Authors: Arvind Raghavendran (MDS202214), Swastika Mohapatra (MDS202245)
Audio data is a versatile medium utilized across various domains, including speech recognition, voice translations, and music analysis. However, working with audio data presents several challenges, such as raw data, device/environmental/random noise additions, and variable durations.
MFCC is based on the human auditory system's response to audio and is effective for capturing spectral features, such as the shape of the vocal tract. It offers advantages like dimensionality reduction, robustness to noise, and computational efficiency. However, it cannot capture finer temporal differences like pitch effectively.
Spectrograms provide a visual representation of the frequency content of an audio signal over time, capturing both temporal and spectral information. While they are suitable for tasks requiring detailed analysis of audio features, such as accent classification and music genre classification, they can be computationally expensive and require careful hyperparameter tuning.
The dataset consists of audio recordings of speakers from different countries with diverse accents. Our focus is on Indian and British accents, comprising 742 recordings speaking the same passage. We extracted 13 MFCCs across windowed timestamps to generate feature matrices and compressed information by taking row-wise averages to obtain feature vectors.
We experimented with simple linear models and 1-D Convolutional layers to capture contextual information. Batch Normalization and Dropout were applied to ensure steady training and prevent overfitting. The model was compiled with Cross Entropy Loss and Adam optimizer.

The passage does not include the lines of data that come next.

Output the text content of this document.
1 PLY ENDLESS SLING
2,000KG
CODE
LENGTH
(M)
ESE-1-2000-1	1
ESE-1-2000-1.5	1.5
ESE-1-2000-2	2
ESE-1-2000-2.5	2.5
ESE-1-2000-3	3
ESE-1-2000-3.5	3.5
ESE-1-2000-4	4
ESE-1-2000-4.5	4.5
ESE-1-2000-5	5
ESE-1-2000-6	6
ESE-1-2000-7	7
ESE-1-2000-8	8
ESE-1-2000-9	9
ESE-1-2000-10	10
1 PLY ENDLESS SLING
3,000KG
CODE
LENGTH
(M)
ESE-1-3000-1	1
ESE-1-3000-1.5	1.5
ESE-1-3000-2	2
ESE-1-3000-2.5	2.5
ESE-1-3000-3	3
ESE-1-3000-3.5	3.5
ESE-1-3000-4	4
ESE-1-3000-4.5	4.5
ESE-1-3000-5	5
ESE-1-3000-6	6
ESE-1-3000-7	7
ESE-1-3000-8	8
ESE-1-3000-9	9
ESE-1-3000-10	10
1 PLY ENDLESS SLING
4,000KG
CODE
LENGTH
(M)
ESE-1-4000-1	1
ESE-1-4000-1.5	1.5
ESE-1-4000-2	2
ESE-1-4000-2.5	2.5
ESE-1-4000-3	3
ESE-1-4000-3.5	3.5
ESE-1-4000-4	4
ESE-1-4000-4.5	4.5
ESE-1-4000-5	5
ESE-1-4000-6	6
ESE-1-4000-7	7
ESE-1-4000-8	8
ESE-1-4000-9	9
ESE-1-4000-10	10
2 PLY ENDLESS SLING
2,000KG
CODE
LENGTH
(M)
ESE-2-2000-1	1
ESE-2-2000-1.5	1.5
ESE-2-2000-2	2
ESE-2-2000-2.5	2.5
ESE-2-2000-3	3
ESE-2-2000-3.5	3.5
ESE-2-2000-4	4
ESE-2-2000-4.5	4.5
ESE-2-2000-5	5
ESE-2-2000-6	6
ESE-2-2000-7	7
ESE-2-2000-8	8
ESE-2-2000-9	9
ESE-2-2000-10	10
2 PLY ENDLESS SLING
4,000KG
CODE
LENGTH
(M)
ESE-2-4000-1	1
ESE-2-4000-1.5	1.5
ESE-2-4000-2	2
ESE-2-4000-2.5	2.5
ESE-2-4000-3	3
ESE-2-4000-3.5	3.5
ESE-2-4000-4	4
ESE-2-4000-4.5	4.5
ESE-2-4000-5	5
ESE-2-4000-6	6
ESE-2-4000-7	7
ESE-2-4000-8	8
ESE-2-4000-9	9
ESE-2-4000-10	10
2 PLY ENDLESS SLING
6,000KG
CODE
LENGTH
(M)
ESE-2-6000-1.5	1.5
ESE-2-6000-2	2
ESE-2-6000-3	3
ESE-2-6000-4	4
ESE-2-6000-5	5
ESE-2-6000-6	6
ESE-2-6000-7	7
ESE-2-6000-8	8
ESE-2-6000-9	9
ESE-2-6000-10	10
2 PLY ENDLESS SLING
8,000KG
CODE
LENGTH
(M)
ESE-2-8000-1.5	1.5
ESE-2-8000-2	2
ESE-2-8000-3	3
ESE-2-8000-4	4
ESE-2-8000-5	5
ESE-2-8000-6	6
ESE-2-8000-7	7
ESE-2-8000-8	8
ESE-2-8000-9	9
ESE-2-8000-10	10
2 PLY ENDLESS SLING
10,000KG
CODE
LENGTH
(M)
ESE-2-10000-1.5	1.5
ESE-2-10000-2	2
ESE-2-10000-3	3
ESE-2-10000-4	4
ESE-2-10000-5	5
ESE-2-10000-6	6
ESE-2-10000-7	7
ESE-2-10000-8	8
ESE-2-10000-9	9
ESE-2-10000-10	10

The best model consisted of 4 convolutional layers followed by Global Average Pooling and then 3 Dense layers. It was trained in batches of 32 for 1000 epochs. Out-of-sample metrics showed Precision: 91%, Recall: 86%, and Accuracy: 88%. However, the model struggled to capture finer nuances in accents.
MFCCs capture high-level vocal tract information but may not capture subtle pitch and frequency changes crucial for accent classification. Spectrograms, on the other hand, represent audio signals in the time-frequency domain, capturing both temporal and spectral features simultaneously.
We experimented with various hyperparameters and applied the Hanning algorithm to obtain windows for applying Short-Time Fourier Transform (STFT). The resulting matrices were padded with zeros to have inputs of the same size.
We used the same model architecture as in Task 1 but replaced the 1D layers with 2D layers. MaxPooling was introduced at each layer to reduce the size of feature maps. Out-of-sample metrics showed significant improvement, with Precision: 97.68%, Recall: 98.13%, and Accuracy: 97.97%.
The models from tasks 1 and 2 can be found here: https://drive.google.com/drive/folders/1KiCExKPAuZQkq_pJk8Z4Zkp8aChIUJUG?usp=drive_link
Accent conversion involves compressing input audio into a latent space and reconstructing it back to the target domain. Autoencoder frameworks or CNN+LSTMs were considered suitable for this task.
We extracted 26 MFCCs for higher representation and padded the matrices with zeros. The data were normalized to reduce overhead, and mean and variances were stored.
The core training ideas remained the same, with additional normalization of inputs for smoother training. We experimented with different loss functions and model architectures, ultimately choosing a model with an encoder-decoder architecture and a latent embedding.
The model showed improvement in learning, but reconstruction showed smoothening of features. We replaced the vanilla loss functions with an adversarial loss and introduced skip connections to improve model performance.
The fitted models can be found here: https://drive.google.com/drive/folders/1fw_jzfGO1EGIi5sBgzBfshq8ZEMcMWj4?usp=drive_link
While significant improvements were achieved, further enhancements are possible by exploring additional datasets, deeper architectures, and higher sampling rates. Transfer learning on audio data could also be explored for faster and powerful latent representations.